O forno rotativo proporciona maior agitação da carga, resultando em maior contato e melhoras nas condições de transferência de calor, sendo a granulometria mais fina.
Quando a granulometria é mais grosseira utiliza-se o forno de cuba, evitando o arraste de partículas e a baixa permeabilidade (percolação heterogênea dos finos pelos gases). Entretanto, a granulometria mais grosseira implica em piores condições de transferência de calor e de massa, pois a cal possui baixa condutividade térmica e dificulta a difusão através das camadas. Assim, o forno rotativo, embora com menores dimensões, permite maior produtividade. Entretanto, a instalação do forno rotativo apresenta um custo bem mais elevado, justamente devido ao grande número de componentes móveis.
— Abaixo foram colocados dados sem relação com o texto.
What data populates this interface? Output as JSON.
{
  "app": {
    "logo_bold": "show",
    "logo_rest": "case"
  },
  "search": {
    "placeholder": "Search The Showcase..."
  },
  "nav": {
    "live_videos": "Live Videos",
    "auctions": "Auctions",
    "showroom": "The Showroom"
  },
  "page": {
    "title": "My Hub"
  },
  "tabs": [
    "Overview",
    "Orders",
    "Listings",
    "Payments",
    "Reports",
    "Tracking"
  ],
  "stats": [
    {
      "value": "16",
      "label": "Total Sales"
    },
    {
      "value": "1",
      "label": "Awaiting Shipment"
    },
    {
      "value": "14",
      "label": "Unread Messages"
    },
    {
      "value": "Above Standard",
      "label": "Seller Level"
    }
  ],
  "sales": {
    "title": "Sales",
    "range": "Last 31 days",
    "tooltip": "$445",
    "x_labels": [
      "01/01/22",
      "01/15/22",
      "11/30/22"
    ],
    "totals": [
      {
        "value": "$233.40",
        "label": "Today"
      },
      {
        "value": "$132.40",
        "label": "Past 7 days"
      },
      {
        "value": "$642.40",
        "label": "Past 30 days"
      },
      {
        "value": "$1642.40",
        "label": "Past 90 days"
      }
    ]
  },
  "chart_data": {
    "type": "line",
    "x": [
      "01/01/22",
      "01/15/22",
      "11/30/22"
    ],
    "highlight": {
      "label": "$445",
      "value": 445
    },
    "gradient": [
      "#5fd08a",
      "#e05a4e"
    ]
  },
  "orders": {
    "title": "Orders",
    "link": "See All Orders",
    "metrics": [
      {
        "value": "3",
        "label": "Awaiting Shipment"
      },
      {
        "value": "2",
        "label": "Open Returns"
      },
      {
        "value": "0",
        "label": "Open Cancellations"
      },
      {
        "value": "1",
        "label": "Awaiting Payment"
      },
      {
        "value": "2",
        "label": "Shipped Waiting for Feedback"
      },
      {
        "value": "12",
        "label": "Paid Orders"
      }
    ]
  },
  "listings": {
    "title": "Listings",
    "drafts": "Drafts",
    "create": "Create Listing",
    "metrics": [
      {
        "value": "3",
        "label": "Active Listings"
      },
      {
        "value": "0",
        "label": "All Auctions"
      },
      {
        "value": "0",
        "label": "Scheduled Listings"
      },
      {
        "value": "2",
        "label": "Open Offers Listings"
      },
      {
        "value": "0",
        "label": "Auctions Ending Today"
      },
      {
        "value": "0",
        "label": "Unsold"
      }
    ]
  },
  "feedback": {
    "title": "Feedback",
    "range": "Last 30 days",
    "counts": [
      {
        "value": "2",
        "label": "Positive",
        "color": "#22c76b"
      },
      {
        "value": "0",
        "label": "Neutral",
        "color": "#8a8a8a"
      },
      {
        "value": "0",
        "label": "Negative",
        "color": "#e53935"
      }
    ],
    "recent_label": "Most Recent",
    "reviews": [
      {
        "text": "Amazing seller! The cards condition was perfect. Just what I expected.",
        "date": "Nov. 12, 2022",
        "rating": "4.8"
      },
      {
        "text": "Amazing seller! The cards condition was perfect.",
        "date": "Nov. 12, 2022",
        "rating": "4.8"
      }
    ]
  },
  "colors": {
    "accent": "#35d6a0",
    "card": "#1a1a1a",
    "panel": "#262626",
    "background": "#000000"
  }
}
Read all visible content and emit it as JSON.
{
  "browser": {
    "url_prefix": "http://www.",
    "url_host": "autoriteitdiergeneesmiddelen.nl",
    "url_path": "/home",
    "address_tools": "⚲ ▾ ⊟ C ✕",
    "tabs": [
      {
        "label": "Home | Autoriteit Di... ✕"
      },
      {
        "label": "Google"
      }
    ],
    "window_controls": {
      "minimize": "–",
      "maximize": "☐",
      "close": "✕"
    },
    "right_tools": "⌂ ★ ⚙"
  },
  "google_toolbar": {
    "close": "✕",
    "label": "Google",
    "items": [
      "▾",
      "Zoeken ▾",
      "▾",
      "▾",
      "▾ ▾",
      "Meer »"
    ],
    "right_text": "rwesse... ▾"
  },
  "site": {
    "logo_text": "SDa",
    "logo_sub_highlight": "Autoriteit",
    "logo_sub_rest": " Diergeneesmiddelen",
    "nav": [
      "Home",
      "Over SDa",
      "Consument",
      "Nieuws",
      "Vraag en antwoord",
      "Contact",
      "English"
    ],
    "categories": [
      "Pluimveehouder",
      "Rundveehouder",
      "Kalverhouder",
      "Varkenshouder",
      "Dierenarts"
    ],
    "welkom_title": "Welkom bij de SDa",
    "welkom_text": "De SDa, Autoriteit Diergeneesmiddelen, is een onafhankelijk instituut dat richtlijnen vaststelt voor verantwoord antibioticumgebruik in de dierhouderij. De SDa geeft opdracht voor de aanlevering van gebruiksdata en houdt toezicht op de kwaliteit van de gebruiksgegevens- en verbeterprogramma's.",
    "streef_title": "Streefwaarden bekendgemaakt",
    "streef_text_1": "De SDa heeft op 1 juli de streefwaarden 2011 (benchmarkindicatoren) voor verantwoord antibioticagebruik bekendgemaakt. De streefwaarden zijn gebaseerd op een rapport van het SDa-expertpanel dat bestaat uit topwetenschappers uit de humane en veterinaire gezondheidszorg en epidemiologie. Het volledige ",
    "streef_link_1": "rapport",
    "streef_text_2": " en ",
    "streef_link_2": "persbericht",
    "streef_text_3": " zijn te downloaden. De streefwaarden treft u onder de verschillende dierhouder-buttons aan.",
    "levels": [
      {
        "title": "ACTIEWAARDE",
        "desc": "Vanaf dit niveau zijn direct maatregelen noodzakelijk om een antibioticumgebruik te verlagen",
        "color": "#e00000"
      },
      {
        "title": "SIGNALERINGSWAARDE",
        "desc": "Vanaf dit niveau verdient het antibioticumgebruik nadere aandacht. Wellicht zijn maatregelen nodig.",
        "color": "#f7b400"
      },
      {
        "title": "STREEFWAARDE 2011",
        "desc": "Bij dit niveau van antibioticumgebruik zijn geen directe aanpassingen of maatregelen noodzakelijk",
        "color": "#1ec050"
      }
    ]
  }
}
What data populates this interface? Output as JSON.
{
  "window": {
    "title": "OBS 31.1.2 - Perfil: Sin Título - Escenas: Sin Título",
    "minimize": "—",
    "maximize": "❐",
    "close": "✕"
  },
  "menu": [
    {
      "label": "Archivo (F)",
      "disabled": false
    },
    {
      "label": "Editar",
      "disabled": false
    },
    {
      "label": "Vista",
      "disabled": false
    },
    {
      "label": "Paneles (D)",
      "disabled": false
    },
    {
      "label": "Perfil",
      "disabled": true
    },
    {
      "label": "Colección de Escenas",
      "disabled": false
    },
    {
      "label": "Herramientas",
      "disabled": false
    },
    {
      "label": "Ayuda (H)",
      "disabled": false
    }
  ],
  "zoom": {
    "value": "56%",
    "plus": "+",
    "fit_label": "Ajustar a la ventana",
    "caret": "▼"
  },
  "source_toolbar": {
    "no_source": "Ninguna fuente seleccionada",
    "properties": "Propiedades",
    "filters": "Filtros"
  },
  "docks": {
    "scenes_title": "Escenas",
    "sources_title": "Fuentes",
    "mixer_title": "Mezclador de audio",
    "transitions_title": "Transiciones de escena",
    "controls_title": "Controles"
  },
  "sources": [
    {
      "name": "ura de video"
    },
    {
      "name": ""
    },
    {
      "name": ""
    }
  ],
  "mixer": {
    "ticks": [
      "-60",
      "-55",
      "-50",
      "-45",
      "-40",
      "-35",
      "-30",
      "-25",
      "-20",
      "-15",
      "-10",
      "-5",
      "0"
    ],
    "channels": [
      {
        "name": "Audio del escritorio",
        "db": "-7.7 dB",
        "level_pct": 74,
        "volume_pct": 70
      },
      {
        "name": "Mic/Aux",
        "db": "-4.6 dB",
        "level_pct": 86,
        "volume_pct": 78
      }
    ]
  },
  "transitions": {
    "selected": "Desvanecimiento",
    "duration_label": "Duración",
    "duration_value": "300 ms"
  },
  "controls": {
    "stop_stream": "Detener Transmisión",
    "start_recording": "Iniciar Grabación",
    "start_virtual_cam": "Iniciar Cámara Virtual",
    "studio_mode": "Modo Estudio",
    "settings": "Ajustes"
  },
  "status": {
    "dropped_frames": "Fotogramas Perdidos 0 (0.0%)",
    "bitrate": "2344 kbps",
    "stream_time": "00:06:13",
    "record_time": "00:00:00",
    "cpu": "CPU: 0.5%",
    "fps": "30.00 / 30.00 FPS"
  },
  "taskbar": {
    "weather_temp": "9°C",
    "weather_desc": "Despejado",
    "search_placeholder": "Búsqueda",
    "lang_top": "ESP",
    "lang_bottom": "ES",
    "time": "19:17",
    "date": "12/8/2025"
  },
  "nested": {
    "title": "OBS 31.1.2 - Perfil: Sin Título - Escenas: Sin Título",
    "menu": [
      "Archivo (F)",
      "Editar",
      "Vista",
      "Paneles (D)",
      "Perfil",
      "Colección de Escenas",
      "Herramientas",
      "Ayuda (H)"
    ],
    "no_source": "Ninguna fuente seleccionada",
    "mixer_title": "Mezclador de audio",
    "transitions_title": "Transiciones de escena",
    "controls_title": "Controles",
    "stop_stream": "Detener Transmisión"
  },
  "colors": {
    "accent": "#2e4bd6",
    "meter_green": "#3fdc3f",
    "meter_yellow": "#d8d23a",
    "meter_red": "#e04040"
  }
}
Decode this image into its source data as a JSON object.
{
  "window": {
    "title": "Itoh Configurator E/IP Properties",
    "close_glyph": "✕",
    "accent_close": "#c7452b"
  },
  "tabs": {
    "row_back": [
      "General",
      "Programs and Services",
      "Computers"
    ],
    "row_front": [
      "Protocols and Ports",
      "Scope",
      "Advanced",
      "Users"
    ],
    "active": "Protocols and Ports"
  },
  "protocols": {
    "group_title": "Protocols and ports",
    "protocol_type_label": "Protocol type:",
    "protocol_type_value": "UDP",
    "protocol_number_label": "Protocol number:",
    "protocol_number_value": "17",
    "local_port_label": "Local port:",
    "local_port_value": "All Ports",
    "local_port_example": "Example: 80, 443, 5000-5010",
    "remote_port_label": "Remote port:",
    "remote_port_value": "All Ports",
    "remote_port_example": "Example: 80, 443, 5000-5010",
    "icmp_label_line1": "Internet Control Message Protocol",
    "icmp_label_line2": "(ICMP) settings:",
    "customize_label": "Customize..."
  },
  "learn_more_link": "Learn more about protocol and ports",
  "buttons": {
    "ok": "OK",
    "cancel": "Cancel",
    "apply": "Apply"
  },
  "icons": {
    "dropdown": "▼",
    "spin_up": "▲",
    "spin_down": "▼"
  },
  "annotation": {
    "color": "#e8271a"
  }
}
Além do forno rotativo e do forno de cuba, é possível calcinar com leito fluidizado (o gás usado para a areação fluidiza) e arrastado (problema de co-corrente: deve promover turbulência).
A calcinação ocorre na superfície, formando crosta de CaO (produto): analisa-se a transferência de calor desde essa superfície até a superfície de reação: há um gradiente de temperatura. A reação é endotérmica, esfriando a superfície de reação, assim, esta não pode ser considerada uma reação isotérmica: é necessário considerar a transferência de calor através da camada, afetando a cinética da reação. Reações de oxidação são mais complexas, envolvem transferência de calor e de massa.
Parâmetros cinéticos da reação de calcinação:
1 – Tamanho de partícula: quanto menor, mais rápida a difusão do CO2 da interface para fora (transporte de massa): a interface move-se com maior velocidade do exterior para o núcleo, sendo menor o tempo necessário e consequentemente maior a velocidade de calcinação.
2 – Temperatura: quanto maior, mais rápida a calcinação, que deve ocorrer por volta de 900 ºC, temperatura na qual a cinética da calcinação é mais rápida. Na partícula de CaCO3 ocorre difusão de CO2 do núcleo para fora e de calor de fora para dentro, de tal modo que no início só há CaO nas regiões mais externas da partícula, havendo ainda CaCo3 no núcleo da mesma. Quanto mais alta a temperatura, mais rápida a transformação de CaCO3 em CaO, de fora para dentro.
A sinterização na partícula de CaO formada afeta a difusão do CO2 para fora, diminuindo a velocidade de reação; este bloqueio interno torna necessário atingir a temperatura máxima para calcinação. Quando a calcinação corre em temperatura mais alta, há a tendência de obtenção de cal menos reativa. Quando a temperatura de calcinação é mais baixa, forma-se um produto poroso, trincado pela saída de CO2, resultando num produto bastante reativo, que viabiliza a dissolução da cal na escória.
A temperatura deve ser cineticamente favorável e o tempo não deve ser muito longo, desde que o produto tenha razoável reatividade. Deste modo, determinam-se limites, inferior e superior, para as temperaturas de calcinação.
Um subproduto importante para a Pirometalurgia é a cal hidratada. A cal é, naturalmente, altamente higroscópica: a presença de H2O forma hidróxido mais estável do que a cal virgem. Como esta reação é exotérmica, o hidróxido formado é mais facilmente transportado. O CaO não é estável em condições atmosféricas: deteriora-se em presença de umidade do ar, acarretando problemas de estocagem. Com a hidratação da cal o hidróxido se esfolha, favorecendo a reação. A função primordial da cal é como fundente para escorificar gangas ácidas.